Untuk itu, lanjutnya, Perguruan Tinggi dan media harus terus berinovasi mengikuti perkembangan zaman.

“Belajar harus sepanjang hayat. Fungsi perguruan tinggi hanya memberi fasilitas dan memberi koridor. Tapi, substansi materi lebih canggih dari dosen, dekan, program studi bahkan rektornya. Jadi, harus ada perubahan. Karena, bisa kita lihat sudah ada perusahaan yang merekrut karyawannya tidak lagi melihat pendidikannya, tapi skillnya,” ujarnya.

Sementara itu, Kahumas USU, Elvi Sumanti ST, MHum yang turut hadir menyebutkan, kegiatan Kemah Kerja Jurnalistik yang digelar Kantor Humas, Protokoler dan Promosi USU itu diikuti watawan media cetak, online dan TV/radio. Kegiatan ini diselenggarakan untuk meningkatkan sinergi antara USU dengan wartawan.  

Harus Beradaptasi

Sebelumnya, Ketua PWI Sumut H Hermansjah SE yang juga menjadi narasumber pada kegiatan itu mengatakan, di era industri 4.0, jurnalis dituntut tidak hanya kompeten, tetapi juga harus mampu beradaptasi terhadap perubahan cepat yang terjadi. Apalagi era distrupsi, transportasi menjadi penting dan meminta perusahaan harus lebih adaptif terhadap perubahan yang sedemikian cepat guna menjawab fenomena “masa depan adalah hari ini”.

“Di era ini, daya adiktiflah yang menjadi kunci keberhasilan,” kata Hermansjah, Sabtu (16/11).

Selain itu, lanjut Hermansjah, peningkatan SDM wartawan sebagai kunci menghadapi perubahan cepat era revolusi industri 4.0. Selain menyiapkan kemajuan teknologi juga mutlak pengembangan SDM.

Hermansjah mengatakan saat ini telah terjadi senjakala media massa khususnya cetak di mana sejumlah media mengalami penurunan oplah atau tiras penjualan ke publik. Hal ini akibat maraknya media sosial (medsos), dan media online sehingga menggerus keberadaan media cetak.

 “Kondisi ini merata mulai dari daerah hingga nasional bahkan di internasional seperti di negara Korea Selatan,” tukasnya.

Hal ini merupakan tantangan berat bagi media cetak untuk terus bertahan dan tetap terbit menyapa pelanggannya.
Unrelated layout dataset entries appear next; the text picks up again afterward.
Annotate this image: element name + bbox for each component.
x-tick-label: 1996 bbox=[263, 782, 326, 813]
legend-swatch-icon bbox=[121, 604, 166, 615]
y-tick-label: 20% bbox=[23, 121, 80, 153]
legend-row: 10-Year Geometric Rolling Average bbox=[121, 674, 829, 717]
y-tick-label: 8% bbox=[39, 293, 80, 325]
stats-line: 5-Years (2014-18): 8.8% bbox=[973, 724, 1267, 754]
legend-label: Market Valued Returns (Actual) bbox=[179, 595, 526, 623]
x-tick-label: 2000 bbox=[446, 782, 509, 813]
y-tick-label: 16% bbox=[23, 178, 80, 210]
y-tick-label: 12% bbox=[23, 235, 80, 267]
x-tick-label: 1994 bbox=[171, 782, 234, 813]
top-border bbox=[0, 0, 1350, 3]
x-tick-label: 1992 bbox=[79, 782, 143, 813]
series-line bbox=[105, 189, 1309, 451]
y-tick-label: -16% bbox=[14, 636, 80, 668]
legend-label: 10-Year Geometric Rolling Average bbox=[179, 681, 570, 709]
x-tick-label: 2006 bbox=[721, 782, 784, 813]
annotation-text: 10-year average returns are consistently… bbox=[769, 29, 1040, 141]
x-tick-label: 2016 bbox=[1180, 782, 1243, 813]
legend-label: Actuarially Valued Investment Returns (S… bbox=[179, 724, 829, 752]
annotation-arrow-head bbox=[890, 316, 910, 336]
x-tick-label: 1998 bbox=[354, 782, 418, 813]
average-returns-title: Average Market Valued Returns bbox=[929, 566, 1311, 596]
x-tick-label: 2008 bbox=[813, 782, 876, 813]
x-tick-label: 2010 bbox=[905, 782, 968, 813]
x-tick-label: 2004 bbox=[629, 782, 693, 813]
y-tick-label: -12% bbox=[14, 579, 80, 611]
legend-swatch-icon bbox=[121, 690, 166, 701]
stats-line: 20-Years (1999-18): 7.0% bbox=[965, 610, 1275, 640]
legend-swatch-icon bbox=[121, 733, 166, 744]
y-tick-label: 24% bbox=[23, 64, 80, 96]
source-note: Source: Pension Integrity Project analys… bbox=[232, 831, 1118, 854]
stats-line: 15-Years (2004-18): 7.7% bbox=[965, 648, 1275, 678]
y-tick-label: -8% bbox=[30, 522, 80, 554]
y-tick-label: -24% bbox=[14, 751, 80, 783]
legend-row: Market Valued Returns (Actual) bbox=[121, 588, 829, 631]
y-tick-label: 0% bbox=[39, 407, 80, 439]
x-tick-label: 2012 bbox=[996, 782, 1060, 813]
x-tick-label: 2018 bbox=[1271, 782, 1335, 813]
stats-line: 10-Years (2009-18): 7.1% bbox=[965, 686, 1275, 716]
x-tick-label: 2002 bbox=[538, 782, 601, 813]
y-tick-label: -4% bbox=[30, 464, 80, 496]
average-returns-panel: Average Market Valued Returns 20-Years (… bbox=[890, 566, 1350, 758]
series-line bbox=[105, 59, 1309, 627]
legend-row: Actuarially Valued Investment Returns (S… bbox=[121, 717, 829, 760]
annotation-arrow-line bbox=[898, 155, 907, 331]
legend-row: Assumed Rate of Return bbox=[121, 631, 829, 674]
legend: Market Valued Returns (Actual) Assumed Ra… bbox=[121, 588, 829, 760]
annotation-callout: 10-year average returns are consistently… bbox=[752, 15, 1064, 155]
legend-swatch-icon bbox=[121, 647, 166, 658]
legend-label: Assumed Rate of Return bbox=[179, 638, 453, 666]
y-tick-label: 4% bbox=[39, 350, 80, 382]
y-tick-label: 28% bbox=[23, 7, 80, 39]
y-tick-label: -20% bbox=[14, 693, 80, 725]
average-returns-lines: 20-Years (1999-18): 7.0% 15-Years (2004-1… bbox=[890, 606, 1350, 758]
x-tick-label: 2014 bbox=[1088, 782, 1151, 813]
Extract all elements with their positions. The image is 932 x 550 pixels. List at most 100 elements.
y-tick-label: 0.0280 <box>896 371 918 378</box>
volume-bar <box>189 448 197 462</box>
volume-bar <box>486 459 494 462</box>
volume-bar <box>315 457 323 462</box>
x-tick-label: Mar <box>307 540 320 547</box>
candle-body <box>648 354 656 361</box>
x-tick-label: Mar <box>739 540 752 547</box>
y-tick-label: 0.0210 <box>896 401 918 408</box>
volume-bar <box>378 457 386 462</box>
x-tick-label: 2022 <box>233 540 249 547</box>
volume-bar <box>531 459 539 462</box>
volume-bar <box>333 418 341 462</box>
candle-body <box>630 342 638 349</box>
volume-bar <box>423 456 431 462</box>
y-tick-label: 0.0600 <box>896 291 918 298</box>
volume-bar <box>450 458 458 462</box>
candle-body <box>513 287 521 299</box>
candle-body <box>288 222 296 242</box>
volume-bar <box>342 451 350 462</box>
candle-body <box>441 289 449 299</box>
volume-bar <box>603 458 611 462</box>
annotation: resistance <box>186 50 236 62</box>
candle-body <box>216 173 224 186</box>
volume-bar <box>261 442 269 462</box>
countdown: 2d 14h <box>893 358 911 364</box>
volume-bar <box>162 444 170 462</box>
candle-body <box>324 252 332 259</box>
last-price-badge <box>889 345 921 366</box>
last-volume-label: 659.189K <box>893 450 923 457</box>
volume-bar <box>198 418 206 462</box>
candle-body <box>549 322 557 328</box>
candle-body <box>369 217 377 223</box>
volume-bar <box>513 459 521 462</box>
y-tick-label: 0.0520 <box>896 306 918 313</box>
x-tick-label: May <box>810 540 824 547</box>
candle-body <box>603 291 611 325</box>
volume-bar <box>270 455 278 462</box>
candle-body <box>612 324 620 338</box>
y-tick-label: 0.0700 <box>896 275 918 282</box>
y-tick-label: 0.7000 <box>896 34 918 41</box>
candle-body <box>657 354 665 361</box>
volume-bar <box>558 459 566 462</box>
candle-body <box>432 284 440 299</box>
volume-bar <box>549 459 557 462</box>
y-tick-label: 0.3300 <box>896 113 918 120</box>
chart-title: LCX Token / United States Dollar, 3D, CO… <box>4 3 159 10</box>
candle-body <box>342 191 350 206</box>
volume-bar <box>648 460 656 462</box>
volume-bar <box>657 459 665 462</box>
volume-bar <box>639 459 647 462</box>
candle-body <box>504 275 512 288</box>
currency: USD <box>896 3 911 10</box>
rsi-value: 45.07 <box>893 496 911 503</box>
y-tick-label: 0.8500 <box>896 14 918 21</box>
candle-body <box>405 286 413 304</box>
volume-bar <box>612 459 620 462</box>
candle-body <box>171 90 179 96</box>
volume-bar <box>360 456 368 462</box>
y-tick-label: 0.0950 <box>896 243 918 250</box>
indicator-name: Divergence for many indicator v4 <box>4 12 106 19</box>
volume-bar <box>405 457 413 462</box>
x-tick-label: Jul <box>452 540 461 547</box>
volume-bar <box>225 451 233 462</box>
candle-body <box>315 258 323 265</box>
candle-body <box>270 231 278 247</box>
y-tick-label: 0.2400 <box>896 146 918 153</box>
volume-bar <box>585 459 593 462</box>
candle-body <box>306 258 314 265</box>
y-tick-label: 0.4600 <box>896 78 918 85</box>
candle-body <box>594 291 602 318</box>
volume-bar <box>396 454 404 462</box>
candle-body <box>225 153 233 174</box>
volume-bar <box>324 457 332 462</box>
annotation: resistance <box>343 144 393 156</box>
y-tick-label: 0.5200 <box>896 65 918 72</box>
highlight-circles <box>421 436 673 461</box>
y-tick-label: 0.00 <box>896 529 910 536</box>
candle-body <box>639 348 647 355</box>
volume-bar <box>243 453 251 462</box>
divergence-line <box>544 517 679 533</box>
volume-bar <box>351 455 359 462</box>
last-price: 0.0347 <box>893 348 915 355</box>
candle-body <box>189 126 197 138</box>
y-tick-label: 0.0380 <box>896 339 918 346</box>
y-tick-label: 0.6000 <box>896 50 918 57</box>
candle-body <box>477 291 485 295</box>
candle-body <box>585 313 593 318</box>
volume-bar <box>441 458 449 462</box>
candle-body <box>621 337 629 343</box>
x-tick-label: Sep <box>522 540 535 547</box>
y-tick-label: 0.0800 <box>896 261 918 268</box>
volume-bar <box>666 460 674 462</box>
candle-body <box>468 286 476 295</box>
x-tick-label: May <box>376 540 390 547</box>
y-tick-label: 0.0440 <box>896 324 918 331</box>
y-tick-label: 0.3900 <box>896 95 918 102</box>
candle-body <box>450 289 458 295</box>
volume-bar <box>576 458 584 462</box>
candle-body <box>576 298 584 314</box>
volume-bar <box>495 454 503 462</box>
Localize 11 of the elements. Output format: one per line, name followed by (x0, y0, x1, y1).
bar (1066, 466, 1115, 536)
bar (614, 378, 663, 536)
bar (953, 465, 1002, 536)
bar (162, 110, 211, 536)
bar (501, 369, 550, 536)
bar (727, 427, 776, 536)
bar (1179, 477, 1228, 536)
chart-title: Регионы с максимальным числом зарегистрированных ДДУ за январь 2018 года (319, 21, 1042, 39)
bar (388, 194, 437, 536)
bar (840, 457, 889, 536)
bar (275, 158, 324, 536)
Karenanya agar media cetak bisa bertahan, di sejumlah negara maju termasuk Korea mereka mulai bermetamorfosis menciptakan kemampuan inovasi teknologi informasi dan komunikasi yang terintegrasi dengan seluruh proses bisnis korporasi.

Berita Pendidikan

Sedangkan Excecutive Producer BeritaSatu TV Denny S Batubara SSos M Kom mengatakan, pemberitaan tentang pendidikan di media masih rendah. Bahkan, pemberitaan pendidikan lebih dominan disajikan media lokal.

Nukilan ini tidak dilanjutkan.